Dutch; Fort Nassau 1627-1655
Fort Nassau – South River – was built by the Dutch West India Company on the Delaware River at the mouth of Big Timber Creek, near present Gloucester, NJ. It was described by settlers as a “factorij” which was basically an early form of free-trade zone, set up to trade fur with the Native Americans.
For the first 8 years of its history, the fort was inhabited intermittently by the Dutch in seasonal migrations. But due to this, English Colonists from Virginia occupied the fort in 1635, after which time the Dutch retook the fort by force under the governor, Wouter van Twiller.

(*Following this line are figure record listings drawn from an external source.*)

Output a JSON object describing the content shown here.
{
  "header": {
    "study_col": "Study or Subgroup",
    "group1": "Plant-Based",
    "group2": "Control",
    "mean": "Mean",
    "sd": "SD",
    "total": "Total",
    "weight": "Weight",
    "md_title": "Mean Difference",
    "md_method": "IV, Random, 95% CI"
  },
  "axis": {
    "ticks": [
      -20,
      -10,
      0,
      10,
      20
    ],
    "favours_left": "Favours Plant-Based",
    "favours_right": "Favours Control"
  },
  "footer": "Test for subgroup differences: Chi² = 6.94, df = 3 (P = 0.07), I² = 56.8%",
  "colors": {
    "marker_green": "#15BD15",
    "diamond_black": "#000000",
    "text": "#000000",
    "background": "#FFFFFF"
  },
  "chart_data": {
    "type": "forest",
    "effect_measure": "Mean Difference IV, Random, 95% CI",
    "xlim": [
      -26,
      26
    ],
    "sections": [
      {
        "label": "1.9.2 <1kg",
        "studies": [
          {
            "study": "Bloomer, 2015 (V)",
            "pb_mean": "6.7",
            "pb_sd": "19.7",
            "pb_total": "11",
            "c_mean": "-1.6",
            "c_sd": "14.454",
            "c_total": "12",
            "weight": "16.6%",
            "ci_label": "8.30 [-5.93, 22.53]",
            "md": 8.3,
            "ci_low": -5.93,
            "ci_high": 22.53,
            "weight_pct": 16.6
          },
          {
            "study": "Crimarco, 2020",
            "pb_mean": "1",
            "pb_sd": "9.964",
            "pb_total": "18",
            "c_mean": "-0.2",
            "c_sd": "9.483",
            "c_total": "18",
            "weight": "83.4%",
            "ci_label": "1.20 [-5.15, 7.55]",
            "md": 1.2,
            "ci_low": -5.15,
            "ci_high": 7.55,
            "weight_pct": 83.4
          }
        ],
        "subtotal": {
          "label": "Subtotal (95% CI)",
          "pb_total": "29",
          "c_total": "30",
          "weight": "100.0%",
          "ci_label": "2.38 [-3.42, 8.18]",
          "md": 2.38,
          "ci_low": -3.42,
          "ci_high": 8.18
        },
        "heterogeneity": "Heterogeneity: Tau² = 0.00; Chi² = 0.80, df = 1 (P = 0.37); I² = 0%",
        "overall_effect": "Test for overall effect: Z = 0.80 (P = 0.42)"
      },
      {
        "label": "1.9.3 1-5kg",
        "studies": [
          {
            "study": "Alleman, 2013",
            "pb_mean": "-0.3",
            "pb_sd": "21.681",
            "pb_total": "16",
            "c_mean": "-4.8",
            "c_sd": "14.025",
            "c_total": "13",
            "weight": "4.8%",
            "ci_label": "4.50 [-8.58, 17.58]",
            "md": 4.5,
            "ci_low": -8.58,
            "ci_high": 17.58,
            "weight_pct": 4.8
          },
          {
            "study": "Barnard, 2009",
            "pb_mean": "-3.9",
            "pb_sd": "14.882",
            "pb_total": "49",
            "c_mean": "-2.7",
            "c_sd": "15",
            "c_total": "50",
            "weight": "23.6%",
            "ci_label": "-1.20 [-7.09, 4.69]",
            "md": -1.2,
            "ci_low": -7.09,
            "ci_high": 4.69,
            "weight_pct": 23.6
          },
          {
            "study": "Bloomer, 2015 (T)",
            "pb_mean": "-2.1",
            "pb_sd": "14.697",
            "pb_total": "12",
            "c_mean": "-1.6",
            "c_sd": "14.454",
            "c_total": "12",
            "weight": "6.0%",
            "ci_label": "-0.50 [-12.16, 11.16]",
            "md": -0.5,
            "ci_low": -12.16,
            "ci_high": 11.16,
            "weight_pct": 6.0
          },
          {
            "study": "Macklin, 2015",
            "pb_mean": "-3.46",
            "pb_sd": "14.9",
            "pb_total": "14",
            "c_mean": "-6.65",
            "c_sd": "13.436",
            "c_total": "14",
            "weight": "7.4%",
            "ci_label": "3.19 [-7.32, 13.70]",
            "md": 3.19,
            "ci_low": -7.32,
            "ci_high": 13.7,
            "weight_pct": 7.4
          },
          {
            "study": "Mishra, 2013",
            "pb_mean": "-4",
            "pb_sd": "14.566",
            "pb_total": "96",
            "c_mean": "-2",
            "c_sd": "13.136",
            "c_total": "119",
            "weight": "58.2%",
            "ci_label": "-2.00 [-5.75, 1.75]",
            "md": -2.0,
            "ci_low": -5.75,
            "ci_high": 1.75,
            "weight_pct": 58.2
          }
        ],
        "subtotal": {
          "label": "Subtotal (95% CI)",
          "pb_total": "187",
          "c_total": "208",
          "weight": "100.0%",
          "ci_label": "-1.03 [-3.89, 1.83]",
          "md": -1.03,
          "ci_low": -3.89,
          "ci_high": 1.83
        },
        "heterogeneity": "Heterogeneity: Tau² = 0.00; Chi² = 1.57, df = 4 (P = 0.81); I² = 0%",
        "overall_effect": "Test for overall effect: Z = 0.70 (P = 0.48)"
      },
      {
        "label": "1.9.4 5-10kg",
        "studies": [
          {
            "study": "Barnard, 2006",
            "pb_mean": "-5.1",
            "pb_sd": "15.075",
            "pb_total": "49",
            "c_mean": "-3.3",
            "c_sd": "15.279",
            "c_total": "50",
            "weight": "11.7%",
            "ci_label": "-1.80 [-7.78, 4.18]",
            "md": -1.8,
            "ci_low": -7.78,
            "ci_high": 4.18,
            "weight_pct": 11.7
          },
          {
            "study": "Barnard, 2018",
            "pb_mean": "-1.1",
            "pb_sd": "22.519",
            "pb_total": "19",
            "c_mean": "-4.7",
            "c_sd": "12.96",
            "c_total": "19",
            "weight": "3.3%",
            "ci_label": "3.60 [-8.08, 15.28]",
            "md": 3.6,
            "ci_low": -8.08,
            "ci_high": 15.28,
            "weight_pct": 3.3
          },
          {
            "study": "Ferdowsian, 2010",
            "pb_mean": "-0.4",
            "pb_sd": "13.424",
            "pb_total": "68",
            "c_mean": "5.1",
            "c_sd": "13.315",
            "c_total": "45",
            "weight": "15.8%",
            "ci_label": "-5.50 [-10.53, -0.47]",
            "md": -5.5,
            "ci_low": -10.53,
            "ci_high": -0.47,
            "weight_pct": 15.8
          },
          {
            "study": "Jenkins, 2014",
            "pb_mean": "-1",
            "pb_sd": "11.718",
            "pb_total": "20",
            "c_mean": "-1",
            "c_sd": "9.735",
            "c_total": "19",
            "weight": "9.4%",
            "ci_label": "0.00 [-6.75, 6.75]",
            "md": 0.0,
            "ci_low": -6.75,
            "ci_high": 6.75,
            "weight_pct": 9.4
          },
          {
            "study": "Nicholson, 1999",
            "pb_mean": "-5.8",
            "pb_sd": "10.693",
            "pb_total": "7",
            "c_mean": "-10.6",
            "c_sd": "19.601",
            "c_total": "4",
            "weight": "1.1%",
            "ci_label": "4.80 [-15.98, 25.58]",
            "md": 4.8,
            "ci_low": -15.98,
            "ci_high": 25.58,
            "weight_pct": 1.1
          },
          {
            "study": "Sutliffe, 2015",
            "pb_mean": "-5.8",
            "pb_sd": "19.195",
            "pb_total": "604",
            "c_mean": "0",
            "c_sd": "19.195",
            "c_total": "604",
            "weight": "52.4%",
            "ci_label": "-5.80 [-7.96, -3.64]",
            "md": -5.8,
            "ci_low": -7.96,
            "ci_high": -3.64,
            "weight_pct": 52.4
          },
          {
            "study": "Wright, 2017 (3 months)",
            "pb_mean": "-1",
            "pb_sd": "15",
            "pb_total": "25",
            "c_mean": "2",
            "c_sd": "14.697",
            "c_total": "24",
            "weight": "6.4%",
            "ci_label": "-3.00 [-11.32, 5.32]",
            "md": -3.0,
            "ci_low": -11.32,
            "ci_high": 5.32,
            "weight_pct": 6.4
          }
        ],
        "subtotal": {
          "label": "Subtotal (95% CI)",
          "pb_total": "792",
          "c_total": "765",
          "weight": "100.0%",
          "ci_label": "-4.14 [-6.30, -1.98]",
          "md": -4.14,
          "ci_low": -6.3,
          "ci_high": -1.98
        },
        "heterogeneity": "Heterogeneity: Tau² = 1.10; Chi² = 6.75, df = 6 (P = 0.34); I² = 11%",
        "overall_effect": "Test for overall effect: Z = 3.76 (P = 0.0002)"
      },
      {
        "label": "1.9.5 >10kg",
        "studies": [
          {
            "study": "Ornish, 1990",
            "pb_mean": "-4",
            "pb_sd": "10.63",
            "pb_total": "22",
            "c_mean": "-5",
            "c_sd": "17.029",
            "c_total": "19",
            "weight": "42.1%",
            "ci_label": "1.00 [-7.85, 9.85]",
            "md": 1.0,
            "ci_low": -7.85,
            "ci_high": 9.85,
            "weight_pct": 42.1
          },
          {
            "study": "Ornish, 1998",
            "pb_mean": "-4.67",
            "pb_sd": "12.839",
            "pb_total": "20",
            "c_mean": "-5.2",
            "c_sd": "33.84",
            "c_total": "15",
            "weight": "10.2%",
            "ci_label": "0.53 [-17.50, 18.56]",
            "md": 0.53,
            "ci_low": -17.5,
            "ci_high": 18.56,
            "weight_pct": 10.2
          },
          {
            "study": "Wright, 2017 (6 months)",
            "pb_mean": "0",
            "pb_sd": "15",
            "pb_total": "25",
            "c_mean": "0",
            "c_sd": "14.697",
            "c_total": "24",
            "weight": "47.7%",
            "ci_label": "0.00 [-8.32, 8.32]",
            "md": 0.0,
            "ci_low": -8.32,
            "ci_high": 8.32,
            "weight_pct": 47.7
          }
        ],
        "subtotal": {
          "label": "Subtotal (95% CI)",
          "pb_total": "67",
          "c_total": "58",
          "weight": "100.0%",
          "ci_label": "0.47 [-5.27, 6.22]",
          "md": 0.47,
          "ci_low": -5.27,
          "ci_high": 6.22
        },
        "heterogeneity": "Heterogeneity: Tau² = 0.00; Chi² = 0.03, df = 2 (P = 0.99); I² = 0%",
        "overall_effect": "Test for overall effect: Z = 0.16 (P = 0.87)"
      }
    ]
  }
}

This activity was the first armed conflict between the English and Dutch in the New World. After that, the fort was continuously manned, although the fort turned out to be ill-suited to the fur trade, since the riched fur trapping was on the west side of the Delaware River.
Between 1638-1655, Ft. Nassau and the area around it changed hands – and names and locations – between the Dutch and the Swedes several times. Specifically, in 1651, Dutch Governor Peter Stuyvesant dismantled Fort Nassau and moved it to what is now New Castle Delaware, and renamed it Ft. Casimir. In 1654, Swedish commander Johan Risingh tried to expel the Dutch from the Delaware Vallee by capturing Fort Casimir, and renamed it Fort Trinity.
But finally on September 11, 1655, Peter Stuyvesant led a Dutch force to retake Fort Trinity, and renamed it (again!) as New Amstel. The Dutch then occupied Fort Christiana on September 15th, so all of New Sweden came under Dutch control. The Dutch appointed John Paul Jacquet as governor, and made New Amstel the capital of the (newly) Dutch controlled colony.